VHA managers and General Counsel
also need to clarify the standards as to when sudden, unexpected
deaths must be reported to law enforcement authorities, and to update
and clarify law enforcement jurisdictional issues so that managers and
employees will know without delay what agency to contact while the
potential evidence is fresh. Finally, we informed the Secretary and
Acting Under Secretary for Health that VA needs to review its
regulations and policy as to whether the VA can compel an autopsy and
associated scientific/medical tests in the event of a possible
homicide, suicide, unexpectedly fatal illness, or unexplained deaths.

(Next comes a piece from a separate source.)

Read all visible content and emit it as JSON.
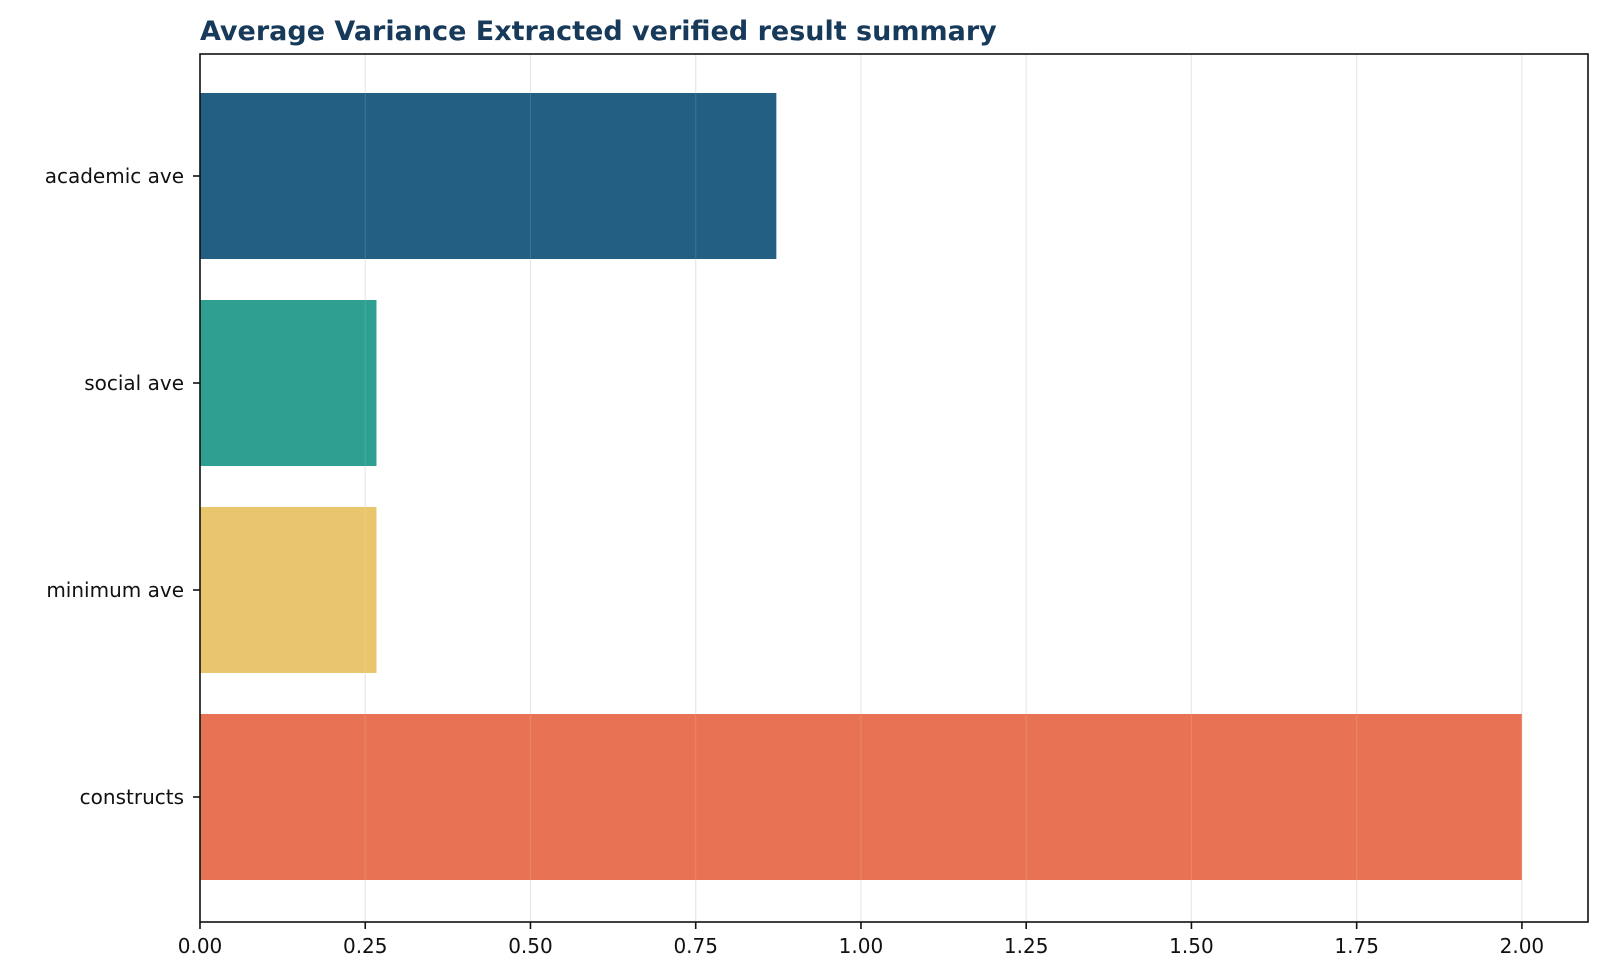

VA’s autopsy regulation is silent on the issue of obtaining an
autopsy when the family refuses consent. Under the current regulation,
there is no guarantee that clinicians can perform forensic autopsies
when patients die suddenly and/or unexpectedly, because the facility
Director’s discretion to order an autopsy is limited to only those
rare occasions of abandoned bodies or in which families fail to
respond after a patient’s death. We provided the Secretary with
three other Federal statutes that might serve as models for changing
this VA regulation. We also provided the Secretary and the Acting
Under Secretary for Health with recommendations to aid employees in
doing a better job of identifying, reporting, and preserving evidence
in all cases of sudden, unexpected patient deaths in VA facilities.

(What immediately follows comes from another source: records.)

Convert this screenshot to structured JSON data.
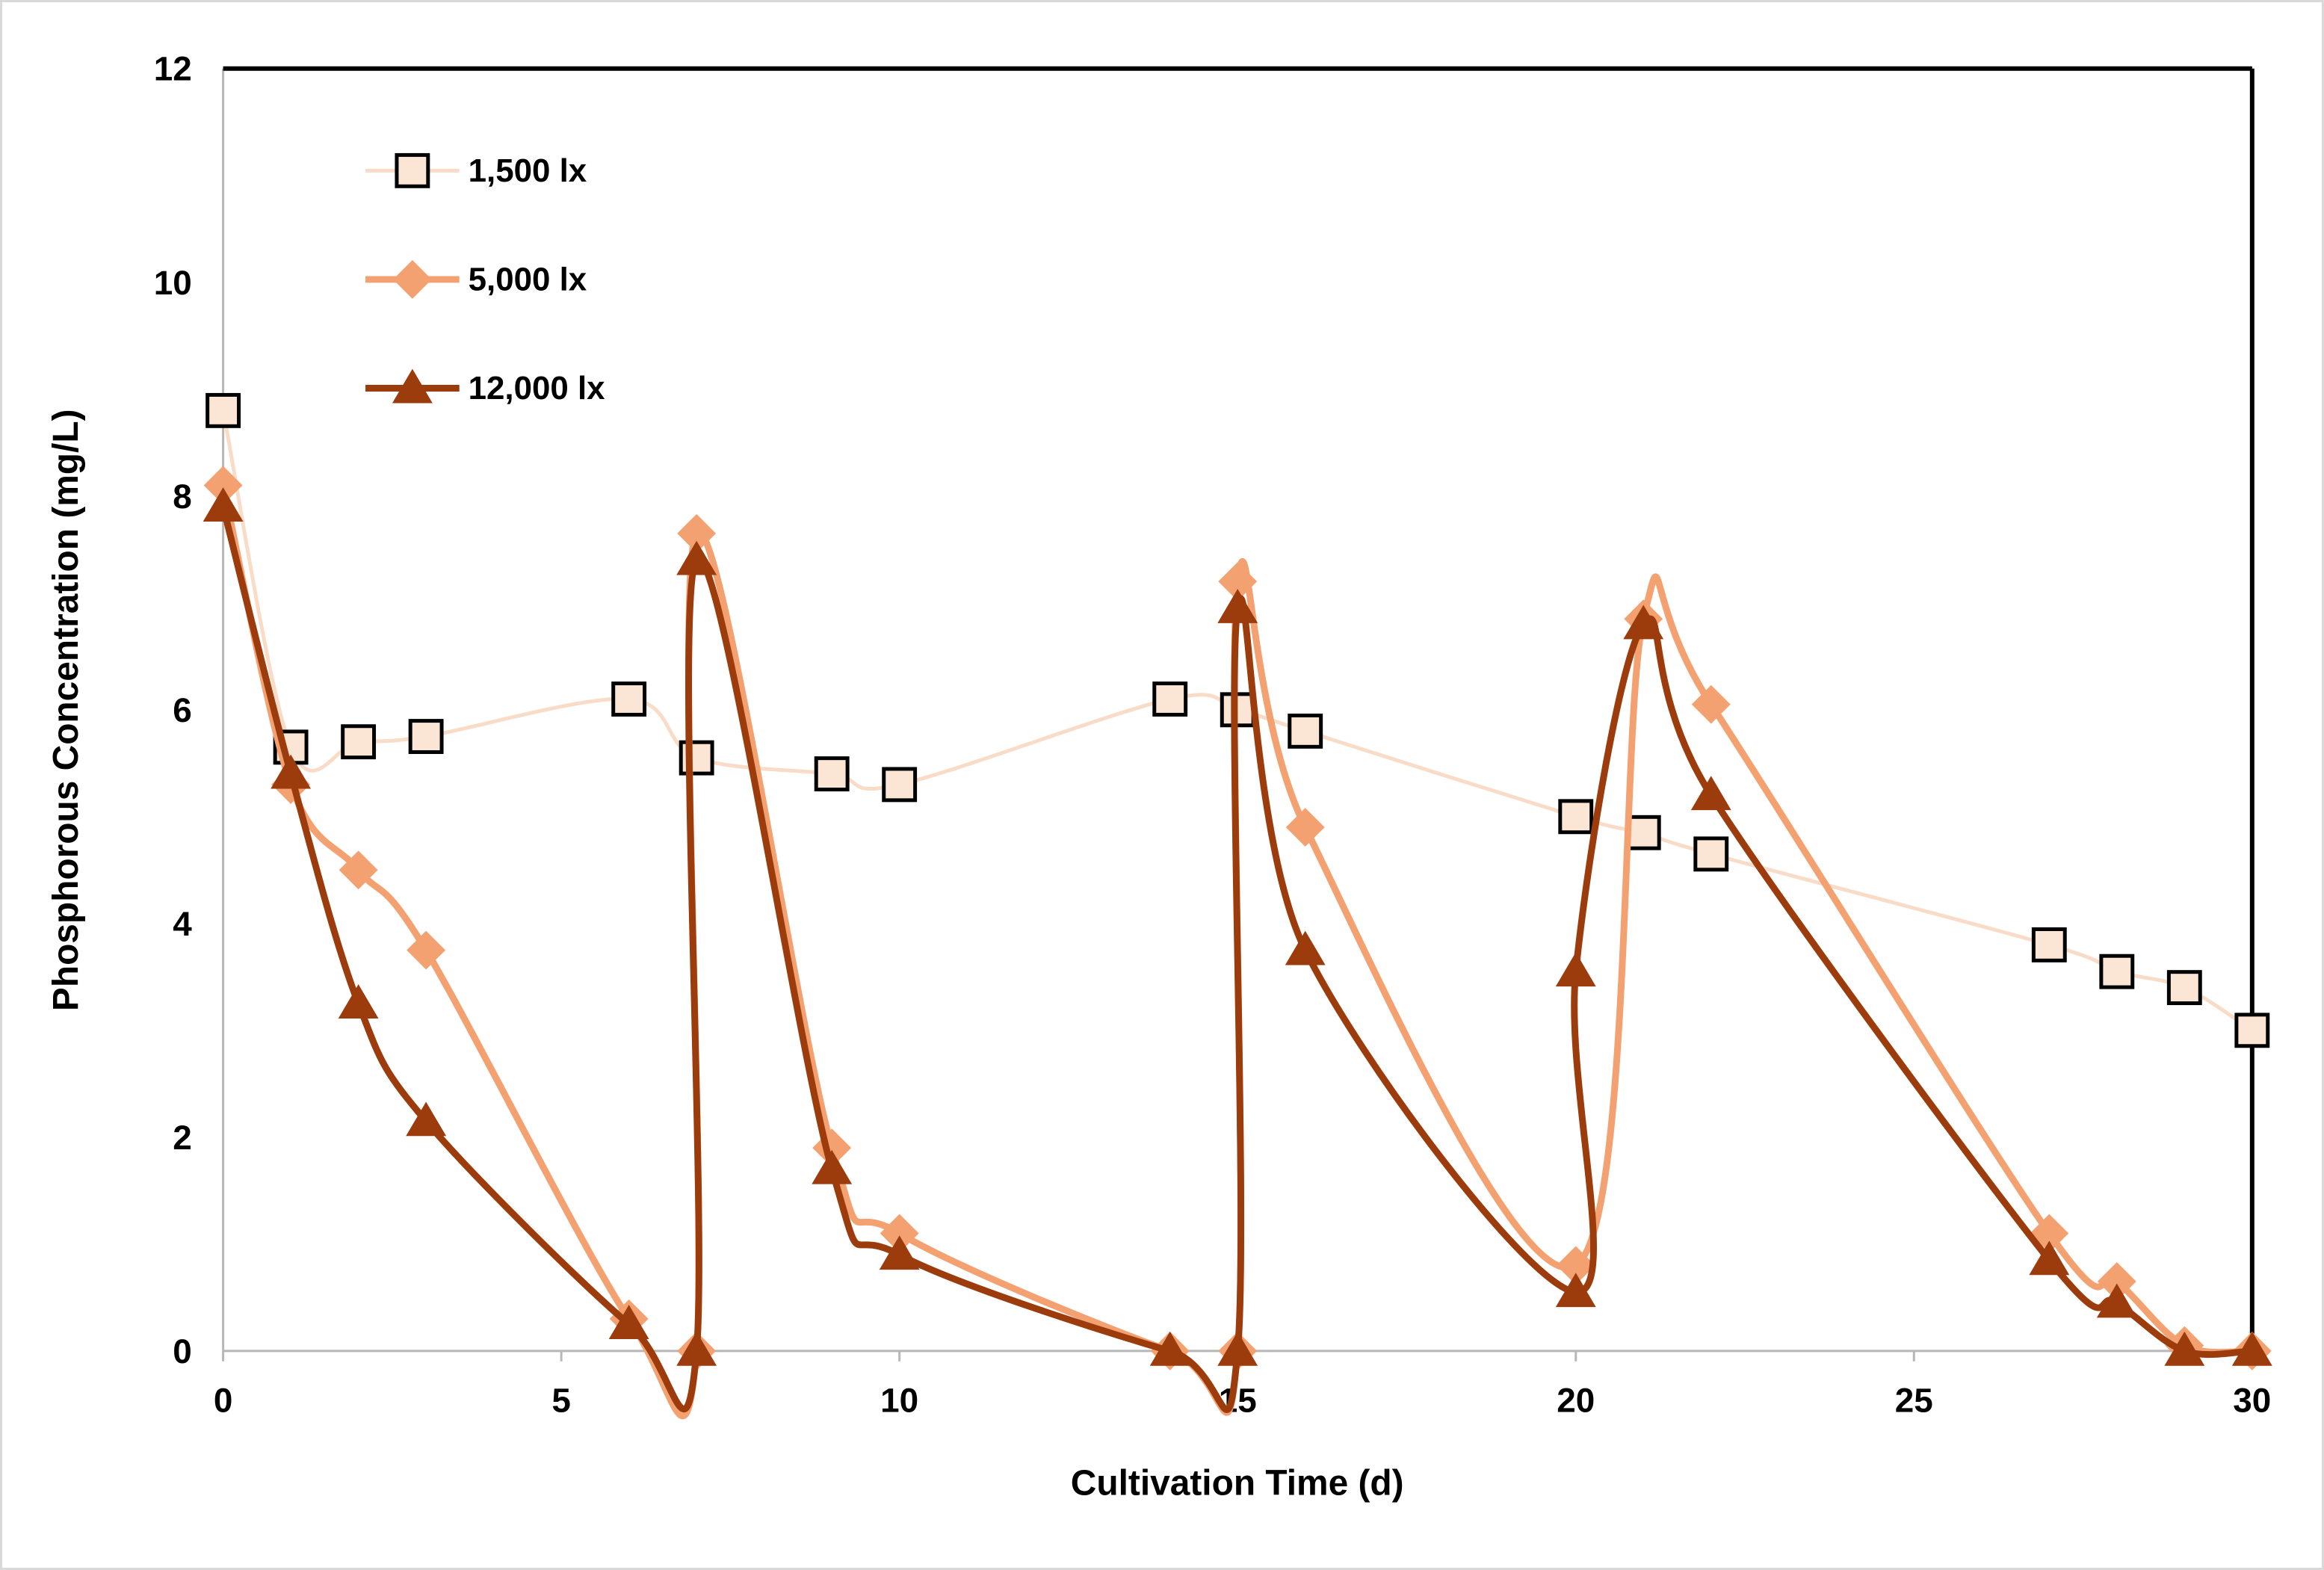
{
  "figure": {
    "background": "#FFFFFF",
    "outer_border_color": "#D9D9D9",
    "plot_border_top_right_color": "#000000",
    "axis_line_color": "#B7B7B7"
  },
  "chart_data": {
    "type": "line",
    "title": "",
    "xlabel": "Cultivation Time (d)",
    "ylabel": "Phosphorous Concentration (mg/L)",
    "xlim": [
      0,
      30
    ],
    "ylim": [
      0,
      12
    ],
    "x_ticks": [
      0,
      5,
      10,
      15,
      20,
      25,
      30
    ],
    "y_ticks": [
      0,
      2,
      4,
      6,
      8,
      10,
      12
    ],
    "grid": false,
    "line_smoothing": true,
    "legend_position": "top-left-inside",
    "series": [
      {
        "name": "1,500 lx",
        "marker": "square",
        "line_color": "#F8DCC8",
        "marker_fill": "#FBE5D4",
        "marker_edge": "#000000",
        "line_width": 5,
        "points": [
          [
            0,
            8.8
          ],
          [
            1,
            5.65
          ],
          [
            2,
            5.7
          ],
          [
            3,
            5.75
          ],
          [
            6,
            6.1
          ],
          [
            7,
            5.55
          ],
          [
            9,
            5.4
          ],
          [
            10,
            5.3
          ],
          [
            14,
            6.1
          ],
          [
            15,
            6.0
          ],
          [
            16,
            5.8
          ],
          [
            20,
            5.0
          ],
          [
            21,
            4.85
          ],
          [
            22,
            4.65
          ],
          [
            27,
            3.8
          ],
          [
            28,
            3.55
          ],
          [
            29,
            3.4
          ],
          [
            30,
            3.0
          ]
        ]
      },
      {
        "name": "5,000 lx",
        "marker": "diamond",
        "line_color": "#F4A171",
        "marker_fill": "#F4A171",
        "marker_edge": "#F4A171",
        "line_width": 9,
        "points": [
          [
            0,
            8.1
          ],
          [
            1,
            5.3
          ],
          [
            2,
            4.5
          ],
          [
            3,
            3.75
          ],
          [
            6,
            0.3
          ],
          [
            7,
            0
          ],
          [
            7,
            7.65
          ],
          [
            9,
            1.9
          ],
          [
            10,
            1.1
          ],
          [
            14,
            0
          ],
          [
            15,
            0
          ],
          [
            15,
            7.2
          ],
          [
            16,
            4.9
          ],
          [
            20,
            0.8
          ],
          [
            21,
            6.85
          ],
          [
            22,
            6.05
          ],
          [
            27,
            1.1
          ],
          [
            28,
            0.65
          ],
          [
            29,
            0.05
          ],
          [
            30,
            0
          ]
        ]
      },
      {
        "name": "12,000 lx",
        "marker": "triangle",
        "line_color": "#9C3B0C",
        "marker_fill": "#9C3B0C",
        "marker_edge": "#9C3B0C",
        "line_width": 9,
        "points": [
          [
            0,
            7.9
          ],
          [
            1,
            5.4
          ],
          [
            2,
            3.25
          ],
          [
            3,
            2.15
          ],
          [
            6,
            0.25
          ],
          [
            7,
            0
          ],
          [
            7,
            7.4
          ],
          [
            9,
            1.7
          ],
          [
            10,
            0.9
          ],
          [
            14,
            0
          ],
          [
            15,
            0
          ],
          [
            15,
            6.95
          ],
          [
            16,
            3.75
          ],
          [
            20,
            0.55
          ],
          [
            20,
            3.55
          ],
          [
            21,
            6.8
          ],
          [
            22,
            5.2
          ],
          [
            27,
            0.85
          ],
          [
            28,
            0.45
          ],
          [
            29,
            0
          ],
          [
            30,
            0
          ]
        ]
      }
    ]
  }
}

The Acting Under Secretary informed us that VHA has created a work
group to address these issues.
Combined Assessment Program Review
Monitoring
In October 1999, my office initiated
cyclic reviews of VA medical facility operations entitled Combined
Assessment Program (CAP) reviews. In the course of conducting these
CAP reviews, OIG healthcare inspectors and auditors systematically
evaluate the effectiveness and comprehensiveness of the facility’s
quality management activities and patient safety assessment
procedures. In addition, healthcare inspectors examine a range of
health care activities that test controls that managers have
established to ensure that all patients are receiving safe and
appropriate patient care. Several CAP reviews have identified staffing
shortages or staff distribution irregularities that have the potential
to threaten the delivery of safe and adequate patient care, and in
each of these cases, managers have ensured us that they would address
and correct these problems. Inspectors and auditors have also
identified issues in which local clinicians had stopped making
required evaluative visits to contract community nursing homes and
State Veterans Homes. Instead, they were simply reviewing other agency
reports as a basis for ensuring that veterans who the facility had
placed on contract care were receiving safe and appropriate care. We
advised local managers of the VA requirement to conduct these
inspections, and in each case, they indicated that they would do so.
During future CAP reviews, we plan to examine the medical centers’

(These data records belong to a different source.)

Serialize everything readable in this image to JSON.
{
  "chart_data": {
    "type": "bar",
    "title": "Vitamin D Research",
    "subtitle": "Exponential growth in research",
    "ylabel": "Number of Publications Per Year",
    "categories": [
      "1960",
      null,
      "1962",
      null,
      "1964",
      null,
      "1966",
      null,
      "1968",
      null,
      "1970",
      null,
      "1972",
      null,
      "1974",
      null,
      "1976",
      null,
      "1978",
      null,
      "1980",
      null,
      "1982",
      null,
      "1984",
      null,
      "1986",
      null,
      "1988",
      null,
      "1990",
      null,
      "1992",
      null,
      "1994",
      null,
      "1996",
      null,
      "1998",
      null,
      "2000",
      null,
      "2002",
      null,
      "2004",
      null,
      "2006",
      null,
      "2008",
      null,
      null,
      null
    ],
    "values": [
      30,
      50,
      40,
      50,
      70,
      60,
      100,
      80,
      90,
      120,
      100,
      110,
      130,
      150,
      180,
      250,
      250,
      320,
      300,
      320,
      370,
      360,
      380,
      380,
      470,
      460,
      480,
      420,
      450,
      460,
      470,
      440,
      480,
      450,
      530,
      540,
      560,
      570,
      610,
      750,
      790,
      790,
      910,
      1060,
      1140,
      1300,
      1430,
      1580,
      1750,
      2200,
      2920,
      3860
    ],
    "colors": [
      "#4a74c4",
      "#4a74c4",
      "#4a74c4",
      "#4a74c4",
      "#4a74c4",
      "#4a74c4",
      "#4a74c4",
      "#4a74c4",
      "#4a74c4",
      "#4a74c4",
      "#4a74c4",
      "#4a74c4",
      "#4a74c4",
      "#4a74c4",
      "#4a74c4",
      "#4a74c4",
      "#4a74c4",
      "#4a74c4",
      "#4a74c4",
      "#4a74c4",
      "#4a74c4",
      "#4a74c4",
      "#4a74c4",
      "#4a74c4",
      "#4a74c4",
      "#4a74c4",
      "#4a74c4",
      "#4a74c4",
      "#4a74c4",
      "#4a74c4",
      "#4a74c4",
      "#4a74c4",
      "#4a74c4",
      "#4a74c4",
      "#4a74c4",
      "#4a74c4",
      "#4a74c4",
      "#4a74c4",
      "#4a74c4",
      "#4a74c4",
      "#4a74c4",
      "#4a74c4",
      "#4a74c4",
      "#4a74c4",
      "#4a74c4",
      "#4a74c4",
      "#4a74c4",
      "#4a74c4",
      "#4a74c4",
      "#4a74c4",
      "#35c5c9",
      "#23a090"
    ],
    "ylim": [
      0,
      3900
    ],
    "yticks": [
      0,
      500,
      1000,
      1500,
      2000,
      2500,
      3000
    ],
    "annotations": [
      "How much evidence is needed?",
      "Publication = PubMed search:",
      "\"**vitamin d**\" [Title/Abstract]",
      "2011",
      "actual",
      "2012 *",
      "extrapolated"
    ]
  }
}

and affiliated Universities’ procedures for conducting
pre-employment evaluations and certifying prospective employees. We
also plan to test the NCPS’ success as part of the CAP reviews, by
evaluating employees’ performance and actions taken on root-cause
analyses, and their success in evaluating aggregate patient incident
data on frequently occurring events.
Mr. Chairman, this completes my
statement. I will be pleased to answer any questions that you or the
Members of the Subcommittee may have on this subject matter.